If you’re like me, you’re obsessed with starting seeds. Every year I go back into the closet and get out a large paper envelope that I keep my seed packets in. I look through my options and select a few winners that I think will be good for this year’s garden. I take my time, gently putting each seed into a soil blob in a seedling tray. This will usually entertain me for a while as I check on them daily and enjoy watching the little sprouts come up.

Now that it’s April, it’s time to get those seedlings into your vegetable or flower garden (always check seed packets- some seedlings can go outdoors earlier than others). Make sure your seedlings have a few pairs of true leaves already. If you started your plants indoors, prepare to “harden off.” This means preparing the plants for the fluctuations in temperature, light, and wind they will experience in the great outdoors. Start by setting the plants outdoors for a few hours and then bringing them indoors at night. After a week, they will be ready to plant.

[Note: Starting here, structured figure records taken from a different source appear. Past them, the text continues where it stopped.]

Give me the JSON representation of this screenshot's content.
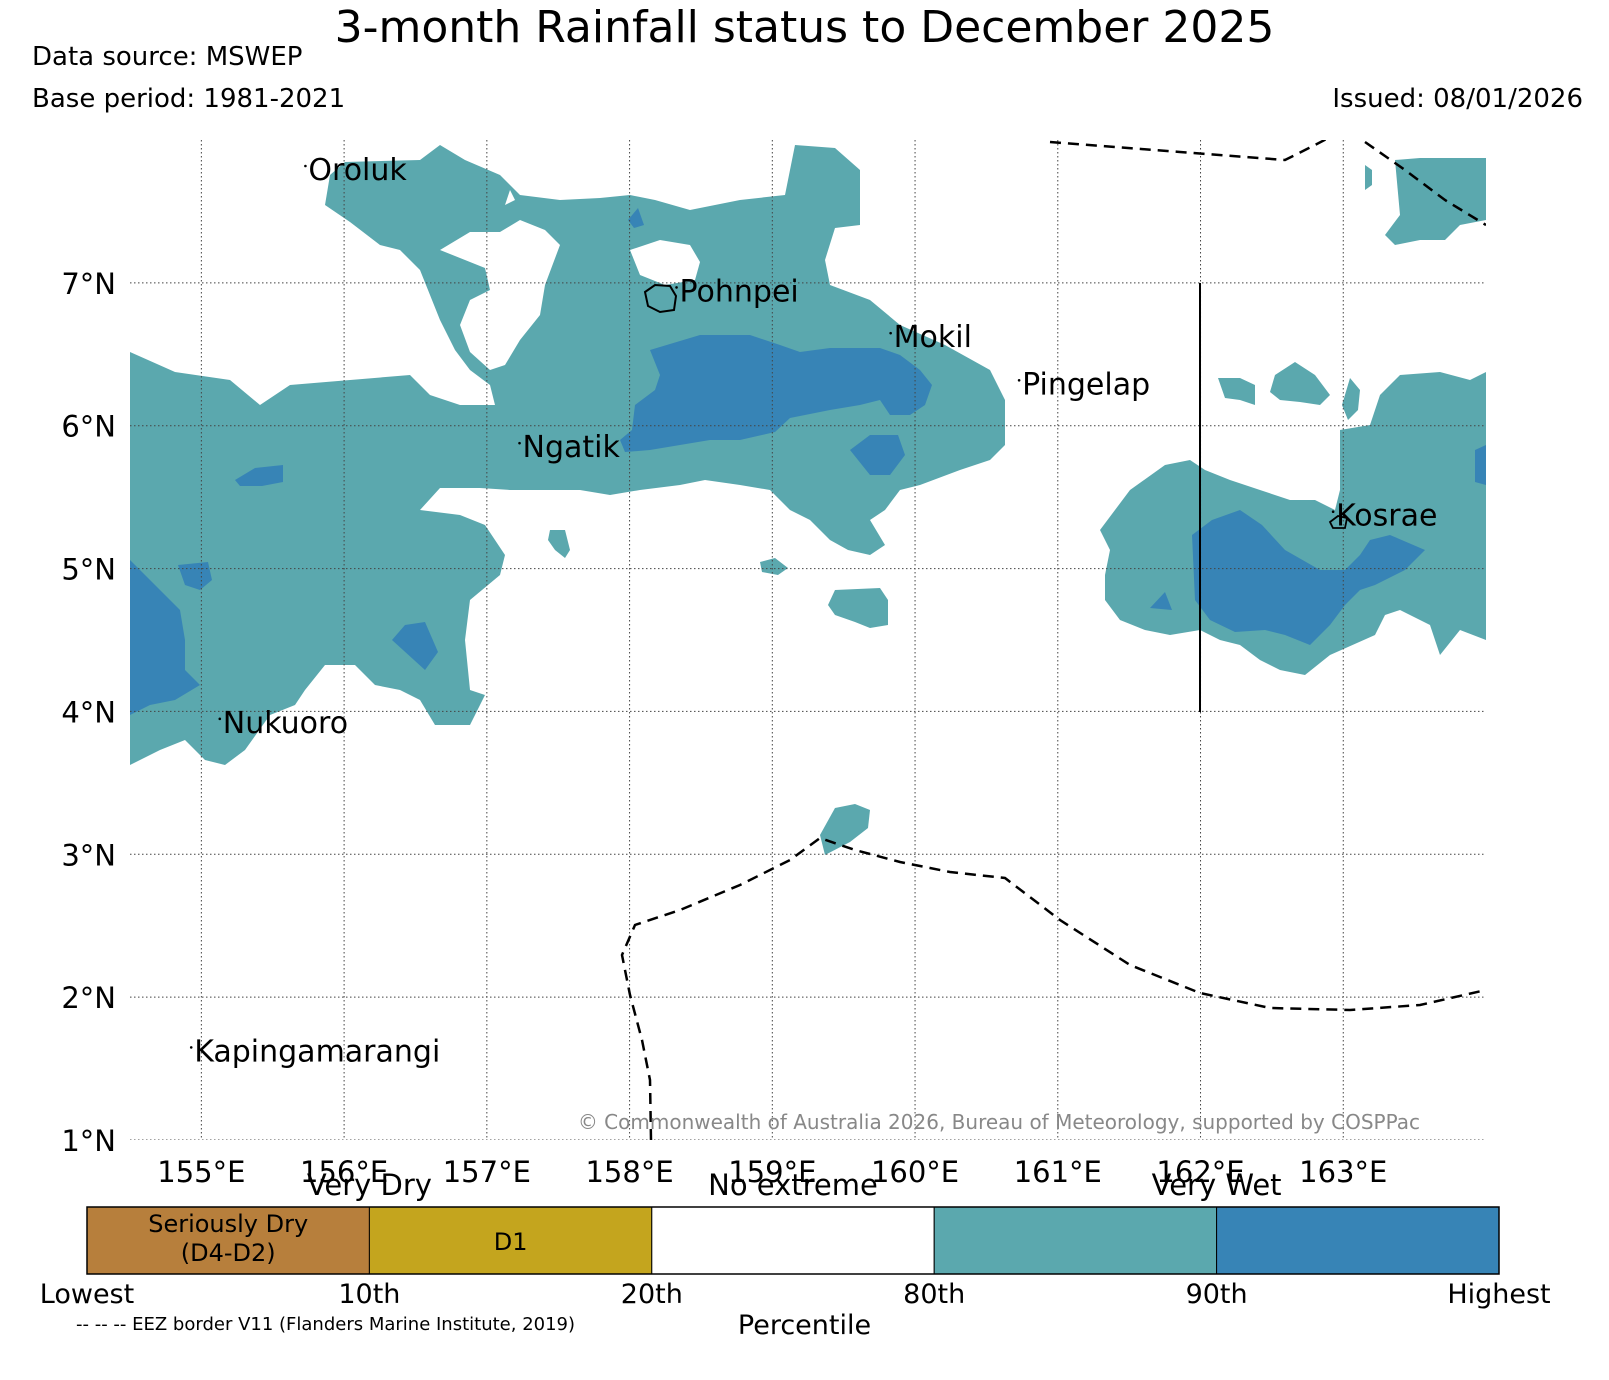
{
  "header": {
    "title": "3-month Rainfall status to December 2025",
    "data_source": "Data source: MSWEP",
    "base_period": "Base period: 1981-2021",
    "issued": "Issued: 08/01/2026"
  },
  "map": {
    "lon_range": [
      154.5,
      164.0
    ],
    "lat_range": [
      1.0,
      8.0
    ],
    "x_ticks": [
      "155°E",
      "156°E",
      "157°E",
      "158°E",
      "159°E",
      "160°E",
      "161°E",
      "162°E",
      "163°E"
    ],
    "y_ticks": [
      "7°N",
      "6°N",
      "5°N",
      "4°N",
      "3°N",
      "2°N",
      "1°N"
    ],
    "places": [
      {
        "name": "Oroluk",
        "lon": 155.75,
        "lat": 7.72
      },
      {
        "name": "Pohnpei",
        "lon": 158.35,
        "lat": 6.87
      },
      {
        "name": "Mokil",
        "lon": 159.85,
        "lat": 6.55
      },
      {
        "name": "Pingelap",
        "lon": 160.75,
        "lat": 6.22
      },
      {
        "name": "Ngatik",
        "lon": 157.25,
        "lat": 5.78
      },
      {
        "name": "Kosrae",
        "lon": 162.95,
        "lat": 5.3
      },
      {
        "name": "Nukuoro",
        "lon": 155.15,
        "lat": 3.85
      },
      {
        "name": "Kapingamarangi",
        "lon": 154.95,
        "lat": 1.55
      }
    ],
    "copyright": "© Commonwealth of Australia 2026, Bureau of Meteorology, supported by COSPPac",
    "colors": {
      "very_wet_80_90": "#5ba8ae",
      "very_wet_90_highest": "#3784b6",
      "seriously_dry": "#b77f3c",
      "d1": "#c4a51e",
      "no_extreme": "#ffffff"
    }
  },
  "colorbar": {
    "group_labels": [
      "Very Dry",
      "No extreme",
      "Very Wet"
    ],
    "segments": [
      {
        "label_line1": "Seriously Dry",
        "label_line2": "(D4-D2)",
        "color": "#b77f3c"
      },
      {
        "label_line1": "D1",
        "label_line2": "",
        "color": "#c4a51e"
      },
      {
        "label_line1": "",
        "label_line2": "",
        "color": "#ffffff"
      },
      {
        "label_line1": "",
        "label_line2": "",
        "color": "#5ba8ae"
      },
      {
        "label_line1": "",
        "label_line2": "",
        "color": "#3784b6"
      }
    ],
    "tick_labels": [
      "Lowest",
      "10th",
      "20th",
      "80th",
      "90th",
      "Highest"
    ],
    "axis_label": "Percentile"
  },
  "footer": {
    "eez_note": "-- -- -- EEZ border V11 (Flanders Marine Institute, 2019)"
  }
}
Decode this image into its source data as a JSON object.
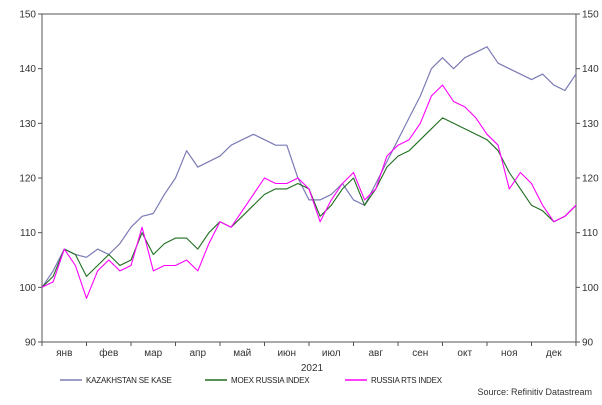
{
  "chart_data": {
    "type": "line",
    "title": "",
    "xlabel": "2021",
    "ylabel": "",
    "ylim": [
      90,
      150
    ],
    "yticks": [
      90,
      100,
      110,
      120,
      130,
      140,
      150
    ],
    "ytick_labels_left": [
      "90",
      "100",
      "110",
      "120",
      "130",
      "140",
      "150"
    ],
    "ytick_labels_right": [
      "90",
      "100",
      "110",
      "120",
      "130",
      "140",
      "150"
    ],
    "months": [
      "янв",
      "фев",
      "мар",
      "апр",
      "май",
      "июн",
      "июл",
      "авг",
      "сен",
      "окт",
      "ноя",
      "дек"
    ],
    "grid": false,
    "legend_position": "bottom",
    "source": "Source: Refinitiv Datastream",
    "x": [
      0,
      0.25,
      0.5,
      0.75,
      1.0,
      1.25,
      1.5,
      1.75,
      2.0,
      2.25,
      2.5,
      2.75,
      3.0,
      3.25,
      3.5,
      3.75,
      4.0,
      4.25,
      4.5,
      4.75,
      5.0,
      5.25,
      5.5,
      5.75,
      6.0,
      6.25,
      6.5,
      6.75,
      7.0,
      7.25,
      7.5,
      7.75,
      8.0,
      8.25,
      8.5,
      8.75,
      9.0,
      9.25,
      9.5,
      9.75,
      10.0,
      10.25,
      10.5,
      10.75,
      11.0,
      11.25,
      11.5,
      11.75,
      12.0
    ],
    "series": [
      {
        "name": "KAZAKHSTAN SE KASE",
        "color": "#7b7bb5",
        "values": [
          100,
          103,
          107,
          106,
          105.5,
          107,
          106,
          108,
          111,
          113,
          113.5,
          117,
          120,
          125,
          122,
          123,
          124,
          126,
          127,
          128,
          127,
          126,
          126,
          120,
          116,
          116,
          117,
          119,
          116,
          115,
          119,
          123,
          127,
          131,
          135,
          140,
          142,
          140,
          142,
          143,
          144,
          141,
          140,
          139,
          138,
          139,
          137,
          136,
          139
        ]
      },
      {
        "name": "MOEX RUSSIA INDEX",
        "color": "#1f6e1f",
        "values": [
          100,
          102,
          107,
          106,
          102,
          104,
          106,
          104,
          105,
          110,
          106,
          108,
          109,
          109,
          107,
          110,
          112,
          111,
          113,
          115,
          117,
          118,
          118,
          119,
          118,
          113,
          115,
          118,
          120,
          115,
          118,
          122,
          124,
          125,
          127,
          129,
          131,
          130,
          129,
          128,
          127,
          125,
          121,
          118,
          115,
          114,
          112,
          113,
          115
        ]
      },
      {
        "name": "RUSSIA RTS INDEX",
        "color": "#ff00ff",
        "values": [
          100,
          101,
          107,
          104,
          98,
          103,
          105,
          103,
          104,
          111,
          103,
          104,
          104,
          105,
          103,
          108,
          112,
          111,
          114,
          117,
          120,
          119,
          119,
          120,
          118,
          112,
          116,
          119,
          121,
          116,
          118,
          124,
          126,
          127,
          130,
          135,
          137,
          134,
          133,
          131,
          128,
          126,
          118,
          121,
          119,
          115,
          112,
          113,
          115
        ]
      }
    ]
  }
}
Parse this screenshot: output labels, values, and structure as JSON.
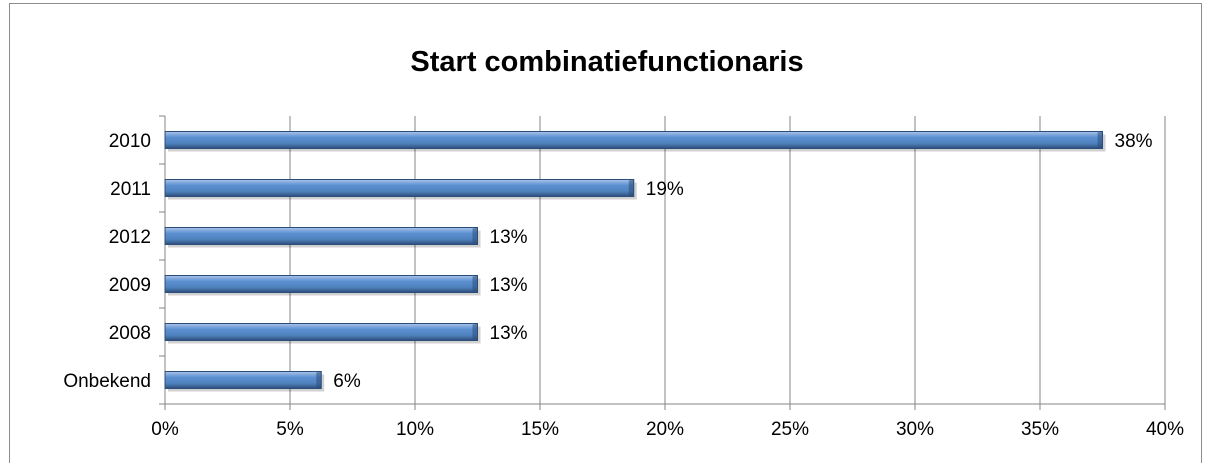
{
  "chart_data": {
    "type": "bar",
    "orientation": "horizontal",
    "title": "Start combinatiefunctionaris",
    "categories": [
      "2010",
      "2011",
      "2012",
      "2009",
      "2008",
      "Onbekend"
    ],
    "values": [
      37.5,
      18.75,
      12.5,
      12.5,
      12.5,
      6.25
    ],
    "data_labels": [
      "38%",
      "19%",
      "13%",
      "13%",
      "13%",
      "6%"
    ],
    "xlim": [
      0,
      40
    ],
    "x_ticks": [
      0,
      5,
      10,
      15,
      20,
      25,
      30,
      35,
      40
    ],
    "x_tick_labels": [
      "0%",
      "5%",
      "10%",
      "15%",
      "20%",
      "25%",
      "30%",
      "35%",
      "40%"
    ],
    "grid": "vertical",
    "legend": "none",
    "colors": {
      "bar": "#4f81bd",
      "bar_light": "#a9c4ea",
      "bar_dark": "#2c4d7a",
      "grid": "#868686",
      "axis": "#868686",
      "frame": "#8c8c8c"
    }
  }
}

On a windless, overcast day after the threat of frost has passed, bring your seedlings outdoors to transplant. Prepare your soil bed or garden row for the plants by turning the soil and digging a small hole for each plant. Tomatoes can be planted deeply as any buried stem will root. Other transplants should be planted in holes just slightly deeper than their root ball. Once they are in the ground, give them a good drink of water. Watch the weather for a few weeks after planting. Seedlings may need additional water to get started should the temperature turn hot. Alternatively, if the temperature dips down to 32 degrees, tender transplants may need a light cloth covering to protect them from frost damage.